Under that test, if the institution (1) “holds itself out to the public as a religious institution”; (2) “is nonprofit”; and (3) “is religiously affiliated,” then the NLRB will not exercise its jurisdiction.
The NLRB stated that Great Falls correctly interpreted the U.S. Supreme Court’s decision in NLRB v. Catholic Bishop of Chicago, 440 U.S. 490 (1979), on this issue, and the NLRB’s PLU decision was incorrect because it failed to avoid the risk that the protections in the Religion Clauses of the First Amendment of the U.S. Constitution would be infringed.
Catholic Bishop of Chicago
The Supreme Court held in Catholic Bishop that the NLRB should not exercise jurisdiction over lay teachers at two Catholic high schools (one controlled by the Bishop of Chicago, the other, by a Catholic Diocese in Indiana). The Court worried that NLRB involvement in determining the terms and conditions of employment for these employees, and resolving alleged unfair labor practices, would pose “a significant risk” of infringing on First Amendment rights under the Constitution’s “Religion Clauses” (i.e., the Establishment and Free Exercise Clauses). These provide, “Congress shall make no law respecting an establishment of religion, or prohibiting the free exercise thereof ….” The Court also included this “definition” or characterization of a school operated by a church: “parochial schools involve substantial religious activity and purpose.”
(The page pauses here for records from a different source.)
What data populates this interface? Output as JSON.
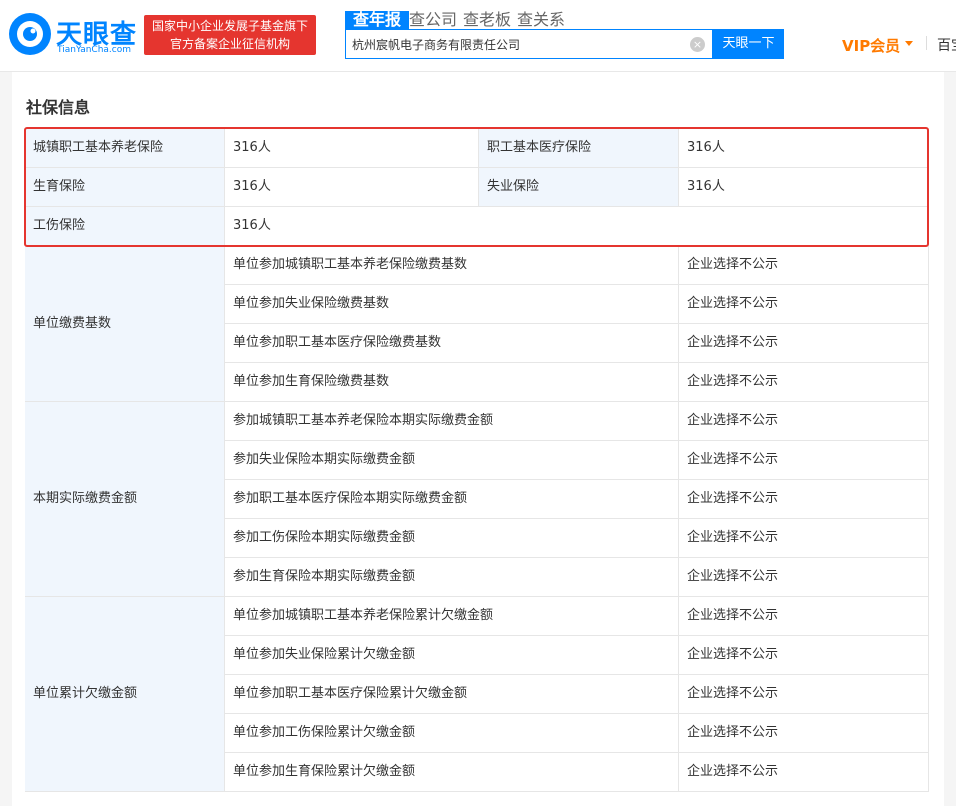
{
  "header": {
    "logo_title": "天眼查",
    "logo_sub": "TianYanCha.com",
    "badge_line1": "国家中小企业发展子基金旗下",
    "badge_line2": "官方备案企业征信机构",
    "tabs": [
      "查年报",
      "查公司",
      "查老板",
      "查关系"
    ],
    "search_value": "杭州宸帆电子商务有限责任公司",
    "search_button": "天眼一下",
    "vip_label": "VIP会员",
    "more_nav": "百宝"
  },
  "section_title": "社保信息",
  "summary": [
    {
      "label": "城镇职工基本养老保险",
      "value": "316人"
    },
    {
      "label": "职工基本医疗保险",
      "value": "316人"
    },
    {
      "label": "生育保险",
      "value": "316人"
    },
    {
      "label": "失业保险",
      "value": "316人"
    },
    {
      "label": "工伤保险",
      "value": "316人"
    }
  ],
  "groups": [
    {
      "label": "单位缴费基数",
      "rows": [
        {
          "item": "单位参加城镇职工基本养老保险缴费基数",
          "value": "企业选择不公示"
        },
        {
          "item": "单位参加失业保险缴费基数",
          "value": "企业选择不公示"
        },
        {
          "item": "单位参加职工基本医疗保险缴费基数",
          "value": "企业选择不公示"
        },
        {
          "item": "单位参加生育保险缴费基数",
          "value": "企业选择不公示"
        }
      ]
    },
    {
      "label": "本期实际缴费金额",
      "rows": [
        {
          "item": "参加城镇职工基本养老保险本期实际缴费金额",
          "value": "企业选择不公示"
        },
        {
          "item": "参加失业保险本期实际缴费金额",
          "value": "企业选择不公示"
        },
        {
          "item": "参加职工基本医疗保险本期实际缴费金额",
          "value": "企业选择不公示"
        },
        {
          "item": "参加工伤保险本期实际缴费金额",
          "value": "企业选择不公示"
        },
        {
          "item": "参加生育保险本期实际缴费金额",
          "value": "企业选择不公示"
        }
      ]
    },
    {
      "label": "单位累计欠缴金额",
      "rows": [
        {
          "item": "单位参加城镇职工基本养老保险累计欠缴金额",
          "value": "企业选择不公示"
        },
        {
          "item": "单位参加失业保险累计欠缴金额",
          "value": "企业选择不公示"
        },
        {
          "item": "单位参加职工基本医疗保险累计欠缴金额",
          "value": "企业选择不公示"
        },
        {
          "item": "单位参加工伤保险累计欠缴金额",
          "value": "企业选择不公示"
        },
        {
          "item": "单位参加生育保险累计欠缴金额",
          "value": "企业选择不公示"
        }
      ]
    }
  ],
  "colors": {
    "brand_blue": "#0084ff",
    "badge_red": "#e5352f",
    "vip_orange": "#ff7a00",
    "label_bg": "#f0f6fd"
  }
}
Based on this, the NLRB decided on a case-by-case basis whether a self-identified religious school had a “substantial religious character” such that exercise of its jurisdiction would present a significant risk of infringing on that employer’s First Amendment religious rights.
Pacific Lutheran University
In Pacific Lutheran University, the NLRB (with then-Members Philip Miscimarra and Harry Johnson dissenting) established a stringent standard for the entity claiming exemption from NLRB jurisdiction. Under this standard, the entity must:
first demonstrate, as a threshold requirement, that First Amendment concerns are implicated by showing that it holds itself out as providing a religious educational environment. Once that threshold requirement is met, the university must then show that it holds out the petitioned-for faculty members themselves as performing a specific role in creating or maintaining the college or university’s religious educational environment, as demonstrated by its representations to current or potential students and faculty members, and the community at large.
The NLRB ultimately held that it was appropriate to exercise jurisdiction over the faculty members in PLU because there was nothing in the school’s “governing documents, faculty handbook, website pages, or other material” demonstrating that the faculty “perform any religious function.” At the time, the NLRB stated that its standard provides a “better approach to protecting employees’ rights while being sensitive to First Amendment concerns.” The decision was expected to lead to widespread organizing of faculty in private religious colleges and universities.
In Bethany College, the NLRB held the PLU standard was incorrect, finding it was “inherently inconsistent” with Catholic Bishop. The NLRB also decided that employee rights under the National Labor Relations Act (NLRA) “are subordinate to those enshrined in the Constitution where there is a potential conflict between the two” and that the “fundamental flaw in Pacific Lutheranwas the majority’s refusal to accept [that] reality.”
The NLRB will apply a bright line test for determining whether it will exercise jurisdiction over teachers or faculty at religious institutions, providing clarity for these organizations and their employees.
Bethany College also raises the question of whether religiously affiliated colleges and universities may withdraw recognition of unions certified as collective bargaining representatives of faculty under the PLU test.
Finally, while the NLRB will no longer assert jurisdiction, religious colleges and universities must be prepared to respond to requests for voluntary recognition of faculty unions outside the framework of the NLRA and the NLRB’s jurisdiction.